Now a Hamburg resident herself, but originally from Tbilisi in Georgia, Nino Haratischvili riffs heavily on Wuthering Heights in this novel, which was originally published in 2011 and has now been translated into English following the success of her subsequent book, The Eighth Life.

Like Cathy and Heathcliff, Stella and Ivo were brought together as children, when Stella’s father, Frank, had an affair with Ivo’s mother, Emma. With Emma dead and her husband in prison, Frank ended up adopting Ivo, the two children forming an unbreakable, and toxic, bond. When their mother moved to the US, Stella and her older sister Leni chose to stay with their father in Germany: Leni to punish their mother for leaving, Stella so that she could continue living with Ivo.

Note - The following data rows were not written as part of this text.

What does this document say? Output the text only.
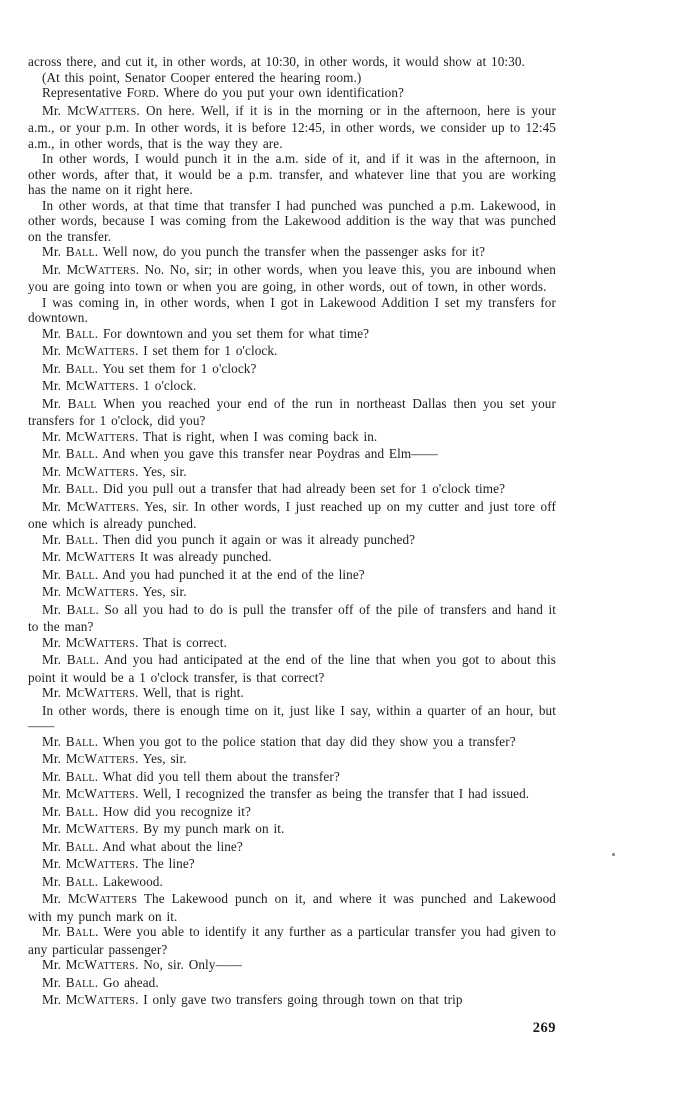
across there, and cut it, in other words, at 10:30, in other words, it would show at 10:30.

(At this point, Senator Cooper entered the hearing room.)

Representative FORD. Where do you put your own identification?

Mr. MCWATTERS. On here. Well, if it is in the morning or in the afternoon, here is your a.m., or your p.m. In other words, it is before 12:45, in other words, we consider up to 12:45 a.m., in other words, that is the way they are.

In other words, I would punch it in the a.m. side of it, and if it was in the afternoon, in other words, after that, it would be a p.m. transfer, and whatever line that you are working has the name on it right here.

In other words, at that time that transfer I had punched was punched a p.m. Lakewood, in other words, because I was coming from the Lakewood addition is the way that was punched on the transfer.

Mr. BALL. Well now, do you punch the transfer when the passenger asks for it?

Mr. MCWATTERS. No. No, sir; in other words, when you leave this, you are inbound when you are going into town or when you are going, in other words, out of town, in other words.

I was coming in, in other words, when I got in Lakewood Addition I set my transfers for downtown.

Mr. BALL. For downtown and you set them for what time?

Mr. MCWATTERS. I set them for 1 o'clock.

Mr. BALL. You set them for 1 o'clock?

Mr. MCWATTERS. 1 o'clock.

Mr. BALL When you reached your end of the run in northeast Dallas then you set your transfers for 1 o'clock, did you?

Mr. MCWATTERS. That is right, when I was coming back in.

Mr. BALL. And when you gave this transfer near Poydras and Elm——

Mr. MCWATTERS. Yes, sir.

Mr. BALL. Did you pull out a transfer that had already been set for 1 o'clock time?

Mr. MCWATTERS. Yes, sir. In other words, I just reached up on my cutter and just tore off one which is already punched.

Mr. BALL. Then did you punch it again or was it already punched?

Mr. MCWATTERS It was already punched.

Mr. BALL. And you had punched it at the end of the line?

Mr. MCWATTERS. Yes, sir.

Mr. BALL. So all you had to do is pull the transfer off of the pile of transfers and hand it to the man?

Mr. MCWATTERS. That is correct.

Mr. BALL. And you had anticipated at the end of the line that when you got to about this point it would be a 1 o'clock transfer, is that correct?

Mr. MCWATTERS. Well, that is right.

In other words, there is enough time on it, just like I say, within a quarter of an hour, but——

Mr. BALL. When you got to the police station that day did they show you a transfer?

Mr. MCWATTERS. Yes, sir.

Mr. BALL. What did you tell them about the transfer?

Mr. MCWATTERS. Well, I recognized the transfer as being the transfer that I had issued.

Mr. BALL. How did you recognize it?

Mr. MCWATTERS. By my punch mark on it.

Mr. BALL. And what about the line?

Mr. MCWATTERS. The line?

Mr. BALL. Lakewood.

Mr. MCWATTERS The Lakewood punch on it, and where it was punched and Lakewood with my punch mark on it.

Mr. BALL. Were you able to identify it any further as a particular transfer you had given to any particular passenger?

Mr. MCWATTERS. No, sir. Only——

Mr. BALL. Go ahead.

Mr. MCWATTERS. I only gave two transfers going through town on that trip

269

To Stella, Ivo is the only person in the world who can speak directly to her soul, unlocking a dark, brooding, tempestuous nature that no one else can reach. Their semi-incestuous love has plunged her life into chaos in the past, and the family worry about the potential consequences of his return. Their fears aren’t misplaced. From the moment Ivo turns up on her doorstep, Stella’s life goes off the rails, jeopardising her marriage, her job and, most importantly, her relationship with her son.

Quite why Ivo, now a war correspondent, has chosen to come back and once more wreak havoc on Stella’s life is unclear at first, but the pair pick up from where they left off, in stolen moments of rough, painful sex invariably followed by Ivo drifting off with a shrug and a cryptic, pseudo-profound remark. In flashbacks, Haratischvili gradually reveals more and more about the sibling-lovers’ history and why the rest of the family are so fearful of them getting back together.

However, exploring both their past and present bogs the narrative down in repetitive cycles of reunions, masochistic couplings and inevitable abandonment, Ivo’s entirely predictable desertions sending Stella back into the doldrums of loneliness and despair, where she bemoans her fate like a drunkenly oversharing friend. It starts to feel as though it’s not just Stella and Ivo who have got themselves stuck in a loop but Haratischvili too.

A change of location and shift in focus, with Stella being persuaded to follow Ivo to Georgia, where he’s pursuing a story, pulls the narrative out of its rut. It’s here, in the final section of the book, where the story gains some forward momentum, and where Ivo’s intentions for Stella are finally revealed.

Even if it does spend much of its length re-treading the same ground, My Soul Twin has an undeniable power and strong ideas. Given its obvious Wuthering Heights inspiration, it reaches gothic levels of emotional angst which, however much they may suit Stella’s tortured, masochistic conception of a relationship and her helplessness in the face of her own overwhelming passions, frequently feel overblown. But, despite its flaws and missteps, it’s still an affecting work, examining love, guilt and overcoming trauma through a couple’s touching need to heal their broken childhood.